Stay tuned: Upfront cancelations

Advertisers have yet to exercise en masse the more favorable cancelation options they secured in last year’s upfront negotiations with TV networks, according to agency executives. However, some have begun to wiggle out of their commitments in a way.

A small number of advertisers have activated their cancelation options in order to move money from traditional TV to streaming, said one agency executive. In those cases, the advertisers have either redirected dollars within the same media company — swapping linear inventory for streaming impressions — or took the money to a separate streaming ad seller.
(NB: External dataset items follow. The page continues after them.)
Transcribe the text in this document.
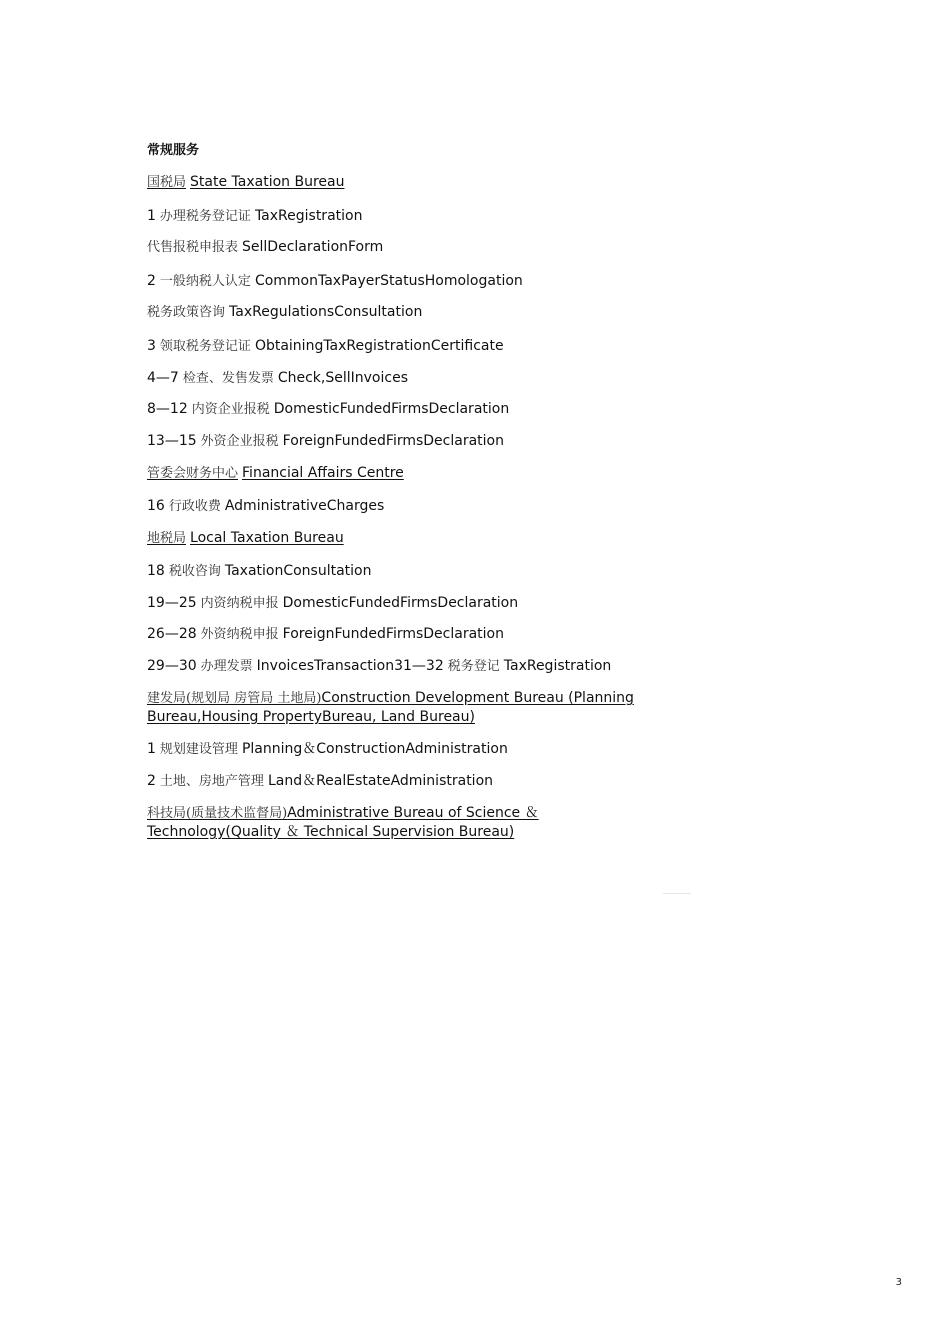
常规服务
国税局 State Taxation Bureau
1 办理税务登记证 TaxRegistration
代售报税申报表 SellDeclarationForm
2 一般纳税人认定 CommonTaxPayerStatusHomologation
税务政策咨询 TaxRegulationsConsultation
3 领取税务登记证 ObtainingTaxRegistrationCertificate
4—7 检查、发售发票 Check,SellInvoices
8—12 内资企业报税 DomesticFundedFirmsDeclaration
13—15 外资企业报税 ForeignFundedFirmsDeclaration
管委会财务中心 Financial Affairs Centre
16 行政收费 AdministrativeCharges
地税局 Local Taxation Bureau
18 税收咨询 TaxationConsultation
19—25 内资纳税申报 DomesticFundedFirmsDeclaration
26—28 外资纳税申报 ForeignFundedFirmsDeclaration
29—30 办理发票 InvoicesTransaction31—32 税务登记 TaxRegistration
建发局(规划局 房管局 土地局)Construction Development Bureau (Planning Bureau,Housing PropertyBureau, Land Bureau)
1 规划建设管理 Planning＆ConstructionAdministration
2 土地、房地产管理 Land＆RealEstateAdministration
科技局(质量技术监督局)Administrative Bureau of Science ＆ Technology(Quality ＆ Technical Supervision Bureau)
3
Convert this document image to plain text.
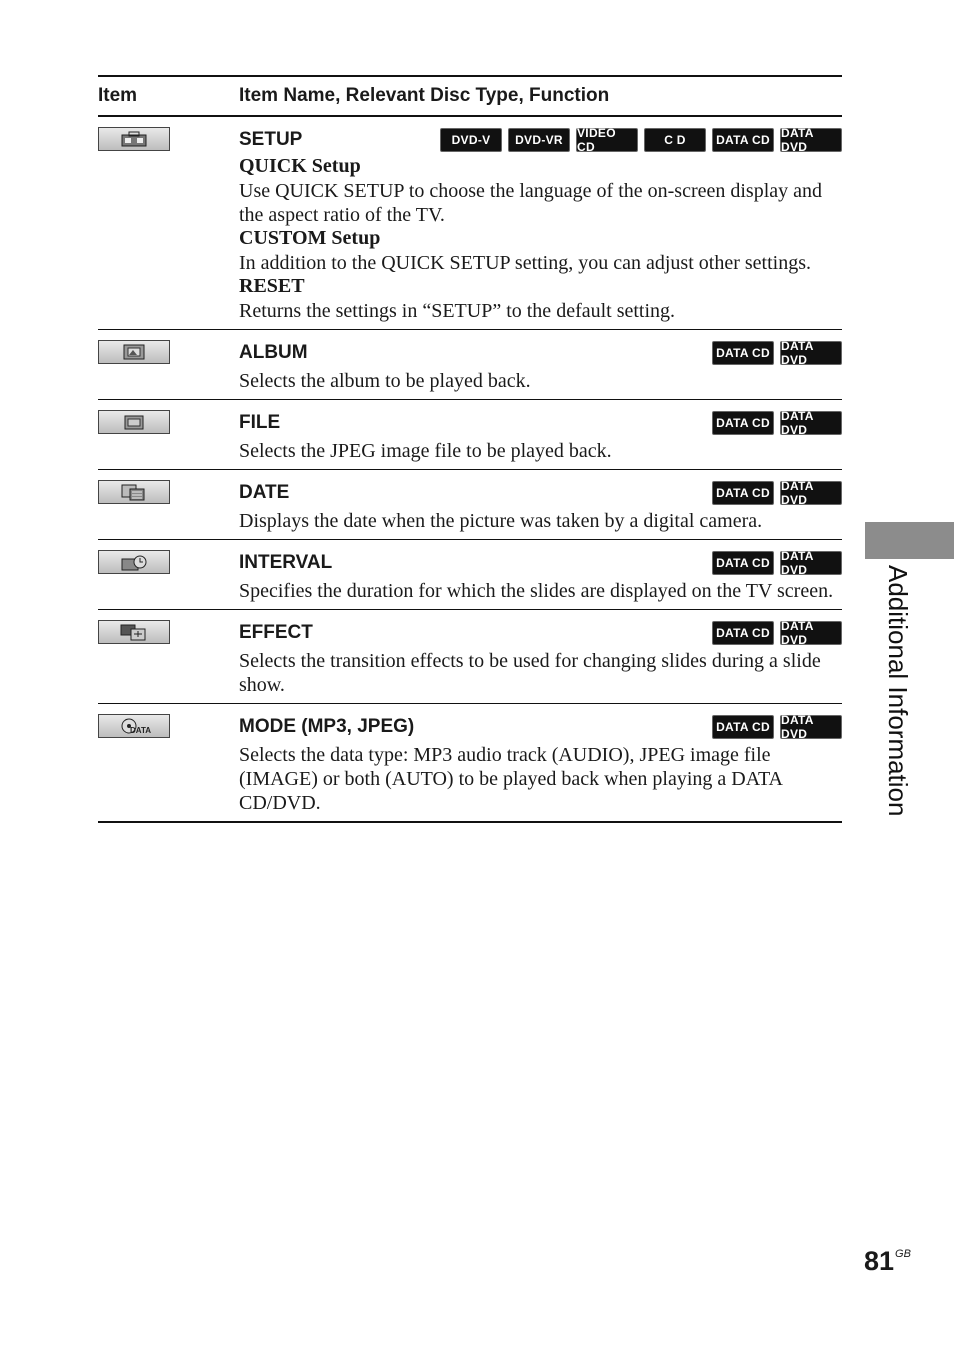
Item	Item Name, Relevant Disc Type, Function
SETUP	DVD-V	DVD-VR	VIDEO CD	C D	DATA CD DATA DVD
QUICK Setup
Use QUICK SETUP to choose the language of the on-screen display and the aspect ratio of the TV.
CUSTOM Setup
In addition to the QUICK SETUP setting, you can adjust other settings.
RESET
Returns the settings in “SETUP” to the default setting.
ALBUM	DATA CD DATA DVD
Selects the album to be played back.
FILE	DATA CD DATA DVD
Selects the JPEG image file to be played back.
DATE	DATA CD DATA DVD
Displays the date when the picture was taken by a digital camera.
INTERVAL	DATA CD DATA DVD
Specifies the duration for which the slides are displayed on the TV screen.
EFFECT	DATA CD DATA DVD
Selects the transition effects to be used for changing slides during a slide show.
DATA	MODE (MP3, JPEG)	DATA CD DATA DVD
Selects the data type: MP3 audio track (AUDIO), JPEG image file (IMAGE) or both (AUTO) to be played back when playing a DATA CD/DVD.	Additional Information
$81^{GB}$
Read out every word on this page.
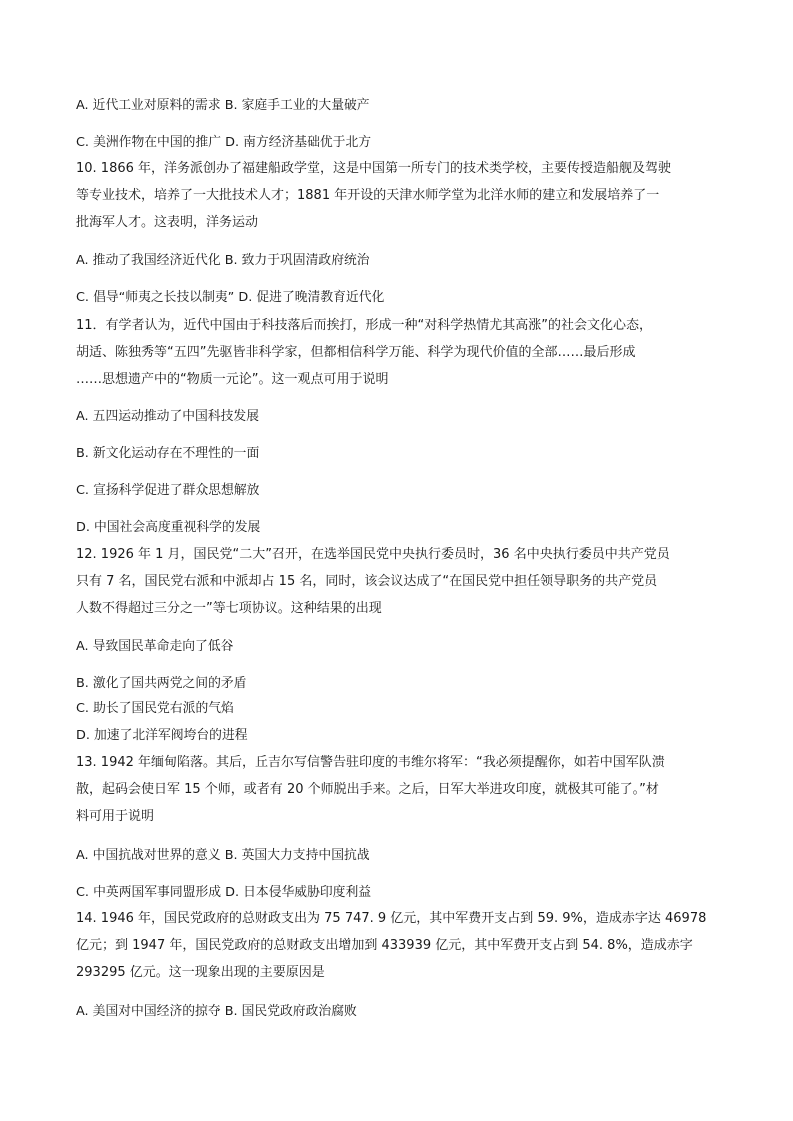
A. 近代工业对原料的需求 B. 家庭手工业的大量破产
C. 美洲作物在中国的推广 D. 南方经济基础优于北方
10. 1866 年，洋务派创办了福建船政学堂，这是中国第一所专门的技术类学校，主要传授造船舰及驾驶
等专业技术，培养了一大批技术人才；1881 年开设的天津水师学堂为北洋水师的建立和发展培养了一
批海军人才。这表明，洋务运动
A. 推动了我国经济近代化 B. 致力于巩固清政府统治
C. 倡导“师夷之长技以制夷” D. 促进了晚清教育近代化
11．有学者认为，近代中国由于科技落后而挨打，形成一种“对科学热情尤其高涨”的社会文化心态，
胡适、陈独秀等“五四”先驱皆非科学家，但都相信科学万能、科学为现代价值的全部……最后形成
……思想遗产中的“物质一元论”。这一观点可用于说明
A. 五四运动推动了中国科技发展
B. 新文化运动存在不理性的一面
C. 宣扬科学促进了群众思想解放
D. 中国社会高度重视科学的发展
12. 1926 年 1 月，国民党“二大”召开，在选举国民党中央执行委员时，36 名中央执行委员中共产党员
只有 7 名，国民党右派和中派却占 15 名，同时，该会议达成了“在国民党中担任领导职务的共产党员
人数不得超过三分之一”等七项协议。这种结果的出现
A. 导致国民革命走向了低谷
B. 激化了国共两党之间的矛盾
C. 助长了国民党右派的气焰
D. 加速了北洋军阀垮台的进程
13. 1942 年缅甸陷落。其后，丘吉尔写信警告驻印度的韦维尔将军：“我必须提醒你，如若中国军队溃
散，起码会使日军 15 个师，或者有 20 个师脱出手来。之后，日军大举进攻印度，就极其可能了。”材
料可用于说明
A. 中国抗战对世界的意义 B. 英国大力支持中国抗战
C. 中英两国军事同盟形成 D. 日本侵华威胁印度利益
14. 1946 年，国民党政府的总财政支出为 75 747. 9 亿元，其中军费开支占到 59. 9%，造成赤字达 46978
亿元；到 1947 年，国民党政府的总财政支出增加到 433939 亿元，其中军费开支占到 54. 8%，造成赤字
293295 亿元。这一现象出现的主要原因是
A. 美国对中国经济的掠夺 B. 国民党政府政治腐败
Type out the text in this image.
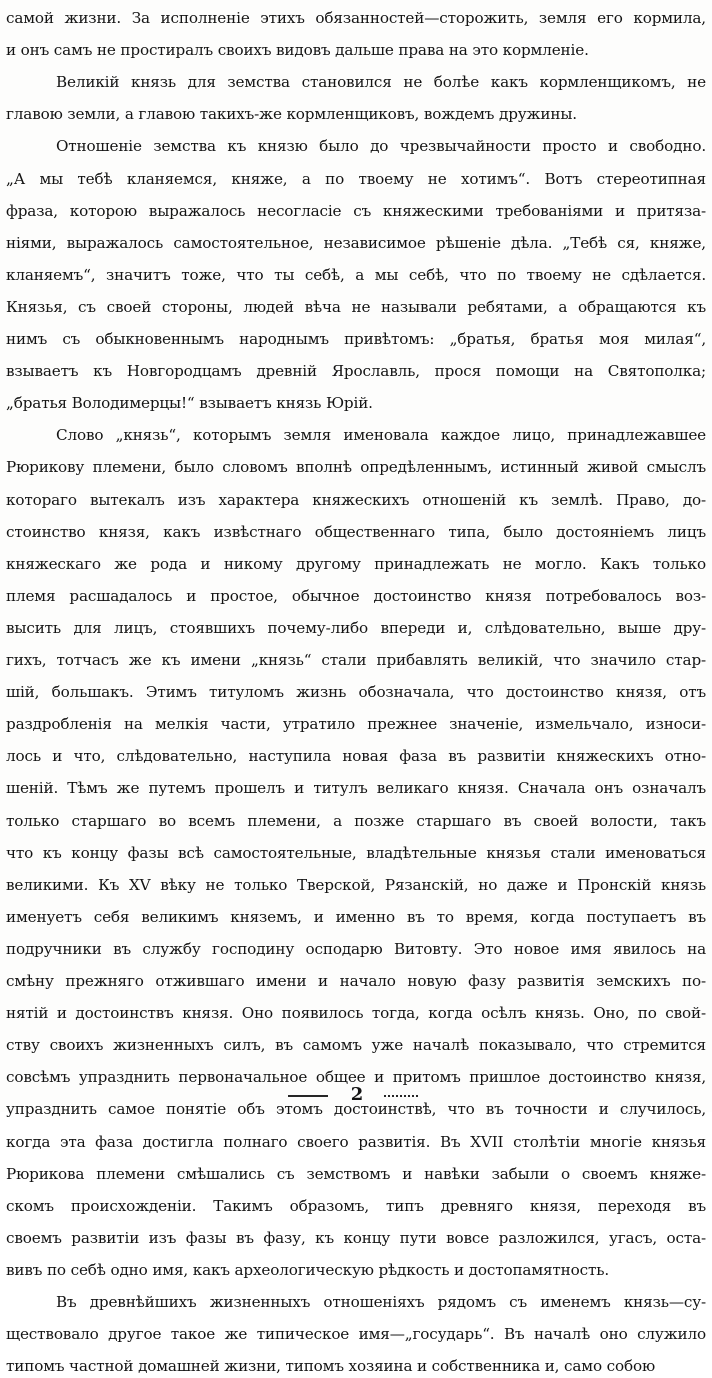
самой жизни. За исполненіе этихъ обязанностей—сторожить, земля его кормила,
и онъ самъ не простиралъ своихъ видовъ дальше права на это кормленіе.
Великій князь для земства становился не болѣе какъ кормленщикомъ, не
главою земли, а главою такихъ-же кормленщиковъ, вождемъ дружины.
Отношеніе земства къ князю было до чрезвычайности просто и свободно.
„А мы тебѣ кланяемся, княже, а по твоему не хотимъ“. Вотъ стереотипная
фраза, которою выражалось несогласіе съ княжескими требованіями и притяза-
ніями, выражалось самостоятельное, независимое рѣшеніе дѣла. „Тебѣ ся, княже,
кланяемъ“, значитъ тоже, что ты себѣ, а мы себѣ, что по твоему не сдѣлается.
Князья, съ своей стороны, людей вѣча не называли ребятами, а обращаются къ
нимъ съ обыкновеннымъ народнымъ привѣтомъ: „братья, братья моя милая“,
взываетъ къ Новгородцамъ древній Ярославль, прося помощи на Святополка;
„братья Володимерцы!“ взываетъ князь Юрій.
Слово „князь“, которымъ земля именовала каждое лицо, принадлежавшее
Рюрикову племени, было словомъ вполнѣ опредѣленнымъ, истинный живой смыслъ
котораго вытекалъ изъ характера княжескихъ отношеній къ землѣ. Право, до-
стоинство князя, какъ извѣстнаго общественнаго типа, было достояніемъ лицъ
княжескаго же рода и никому другому принадлежать не могло. Какъ только
племя расшадалось и простое, обычное достоинство князя потребовалось воз-
высить для лицъ, стоявшихъ почему-либо впереди и, слѣдовательно, выше дру-
гихъ, тотчасъ же къ имени „князь“ стали прибавлять великій, что значило стар-
шій, большакъ. Этимъ титуломъ жизнь обозначала, что достоинство князя, отъ
раздробленія на мелкія части, утратило прежнее значеніе, измельчало, износи-
лось и что, слѣдовательно, наступила новая фаза въ развитіи княжескихъ отно-
шеній. Тѣмъ же путемъ прошелъ и титулъ великаго князя. Сначала онъ означалъ
только старшаго во всемъ племени, а позже старшаго въ своей волости, такъ
что къ концу фазы всѣ самостоятельные, владѣтельные князья стали именоваться
великими. Къ XV вѣку не только Тверской, Рязанскій, но даже и Пронскій князь
именуетъ себя великимъ княземъ, и именно въ то время, когда поступаетъ въ
подручники въ службу господину осподарю Витовту. Это новое имя явилось на
смѣну прежняго отжившаго имени и начало новую фазу развитія земскихъ по-
нятій и достоинствъ князя. Оно появилось тогда, когда осѣлъ князь. Оно, по свой-
ству своихъ жизненныхъ силъ, въ самомъ уже началѣ показывало, что стремится
совсѣмъ упразднить первоначальное общее и притомъ пришлое достоинство князя,
упразднить самое понятіе объ этомъ достоинствѣ, что въ точности и случилось,
когда эта фаза достигла полнаго своего развитія. Въ XVII столѣтіи многіе князья
Рюрикова племени смѣшались съ земствомъ и навѣки забыли о своемъ княже-
скомъ происхожденіи. Такимъ образомъ, типъ древняго князя, переходя въ
своемъ развитіи изъ фазы въ фазу, къ концу пути вовсе разложился, угасъ, оста-
вивъ по себѣ одно имя, какъ археологическую рѣдкость и достопамятность.
Въ древнѣйшихъ жизненныхъ отношеніяхъ рядомъ съ именемъ князь—су-
ществовало другое такое же типическое имя—„государь“. Въ началѣ оно служило
типомъ частной домашней жизни, типомъ хозяина и собственника и, само собою
2
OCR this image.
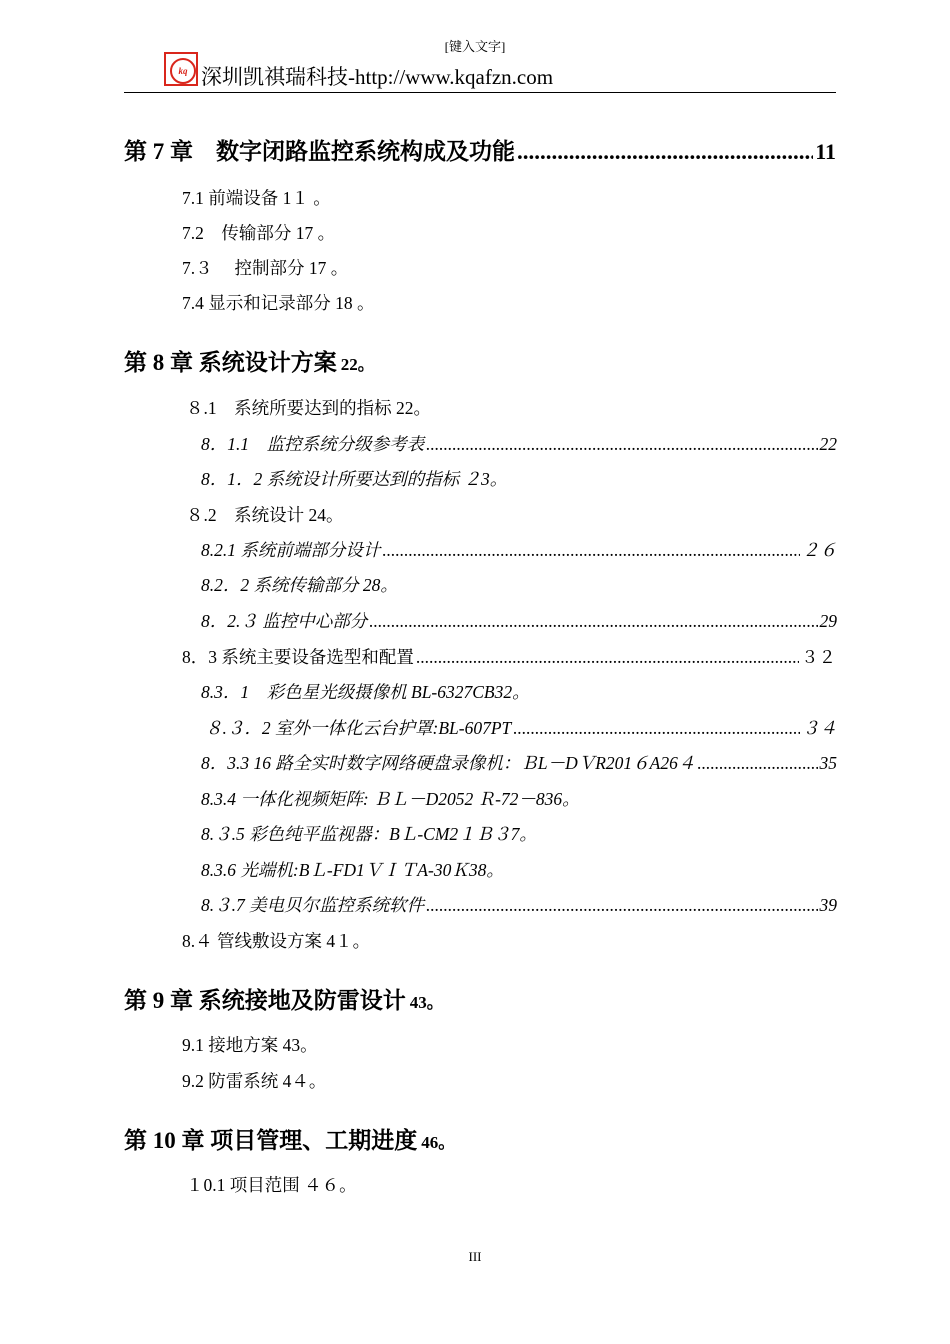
[键入文字]
kq 深圳凯祺瑞科技-http://www.kqafzn.com
第 7 章　数字闭路监控系统构成及功能 .....	11
7.1 前端设备 1１ 。
7.2　传输部分 17 。
7.３　 控制部分 17 。
7.4 显示和记录部分 18 。
第 8 章 系统设计方案 22。
８.1　系统所要达到的指标 22。
8．1.1　监控系统分级参考表 .....	22
8．1．2 系统设计所要达到的指标 ２3。
８.2　系统设计 24。
8.2.1 系统前端部分设计 .....	２６
8.2．2 系统传输部分 28。
8．2.３ 监控中心部分 .....	29
8．3 系统主要设备选型和配置 .....	３２
8.3．1　彩色星光级摄像机 BL-6327CB32。
８.３．2 室外一体化云台护罩:BL-607PT .....	３４
8．3.3 16 路全实时数字网络硬盘录像机：ＢL－DＶR201６A26４ .....	35
8.3.4 一体化视频矩阵: ＢＬ－D2052 Ｒ-72－836。
8.３.5 彩色纯平监视器：BＬ-CM2１Ｂ３7。
8.3.6 光端机:BＬ-FD1ＶＩＴA-30Ｋ38。
8.３.7 美电贝尔监控系统软件 .....	39
8.４ 管线敷设方案 4１。
第 9 章 系统接地及防雷设计 43。
9.1 接地方案 43。
9.2 防雷系统 4４。
第 10 章 项目管理、工期进度 46。
１0.1 项目范围 ４６。
III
On the whole, however, advertisers’ dollars have largely stayed put. That’s to be expected. Upfront commitments are typically most stringent in the fourth quarter. Plus, the tightness of the TV and streaming ad markets can make any inventory secured valuable. But, as a second agency executive said, “it’s still early in the first quarter.”

Numbers don’t lie

51.2 million: Number of active accounts using Roku’s connected TV platform at the end of 2020.

83%: Year-over-year percentage increase in the time people spent streaming videos on Twitch in 2020.

70: Number of new movies that Netflix is slated to premiere this year.

What we’ve covered

TV, streaming advertisers have grown accustomed to pulling ads when bad news breaks:

  • The TV and streaming ad industry has developed built-in ways to deal with ads around breaking news events.
  • Pulling advertisers out of breaking news is more challenging when ads are not bought directly from a network or streamer.

Read more about news advertising here.

Vevo looks to expand its TV screen footprint with new Comcast deal:

  • Vevo will distribute its programming, including its 24/7 streaming channels, on Comcast’s X1 and Xfinity Flex platforms.
  • In 2020, 40% of Vevo’s total revenue came from ads running on TV screens.

Read more about Vevo here.

What we’re reading

TV, streaming distributors’ political pressure:
Pay-TV providers and connected TV platform owners are being to held to account for carrying news outlets that spread misinformation that likely contributed to last week’s insurrection at the Capitol building in Washington, D.C., according to Business Insider. The situation facing the likes of AT&T, Comcast, Amazon and Roku is pretty similar to the one at Facebook, Twitter and YouTube. These distributors may consider themselves as simply providing the pipes for others’ content, but they are increasingly being held responsible for the content distributed through their pipes. However, pay-TV providers and CTV platform owners operate relatively closed platforms. While anyone with an email address can create a YouTube channel, deals need to be done to get a linear TV channel or CTV app on the market. That would seem to make these TV and streaming distributors both more accountable for the content they carry and more empowered to stop carrying it — if they choose.

HBO Max’s Amazon deal:
WarnerMedia and Amazon finally agreed to a deal to distribute HBO Max on the latter company’s CTV platform after WarnerMedia extending a separate deal to use Amazon’s cloud computing service, according to The Information. The deal evinces what some media executives had already suspected. One media executive told me last year that they believed their company enjoyed a better relationship with Amazon’s Fire TV team because they are also an Amazon Web Services customer. But it also seems to raise a potential antitrust concern.

TV networks’ additional NFL ad slots:
TV networks have received two extra minutes of commercial time to run ads within NFL playoff games, according to Advertising Age. Those minutes will include one minute of existing commercial time the networks and the league had used for their own promotions and one minute of new time added to each game. The addition appears to be intended to help the networks to make up for live sports viewership lately falling short of guarantees made to advertisers.